In general, Jones and Pounder said they are keeping the store largely as-is.
“I don’t plan on changing much, but I definitely want to bring some of the old stuff back,” Jones said, like some antique farm equipment Jones said she remembers used to adorn the walls. Jones said she believes it is packed away somewhere, and she is hoping to come across it and use it to redecorate.
The food menu is also staying largely the same, but Jones said fried pickles have been added to it, and the cheddar rounds have become cheddar dots.
Biscuits and gravy are still made fresh first thing every morning, she said.
Breakfast is served 6-10:30 a.m., and lunch is 10:30 a.m.-6 p.m.
The store is not currently offering dinner, but Jones said customers can order their choice of snacks from the menu from breakfast onward throughout the afternoon.

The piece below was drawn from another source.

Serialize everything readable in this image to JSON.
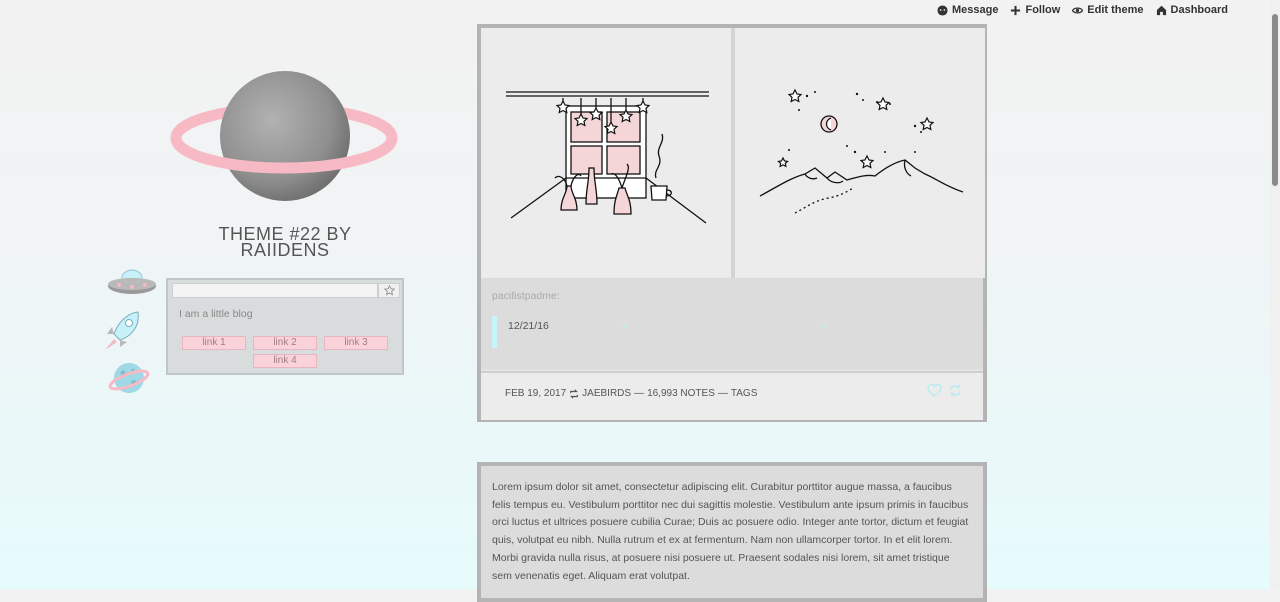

For the store’s grand reopening on Saturday, Jones said there will be music all day.
“They can come and pick whenever they want to,” Jones said.
The special Saturday will be beans and cornbread, as per the musicians’ requests.
The Rheatown Store is open Monday through Friday, 6 a.m.-6 p.m. and Saturday from 6 a.m. until “whenever the music ends or we kick them out,” Pounders said.
The store is located at 385 Rheatown Rd.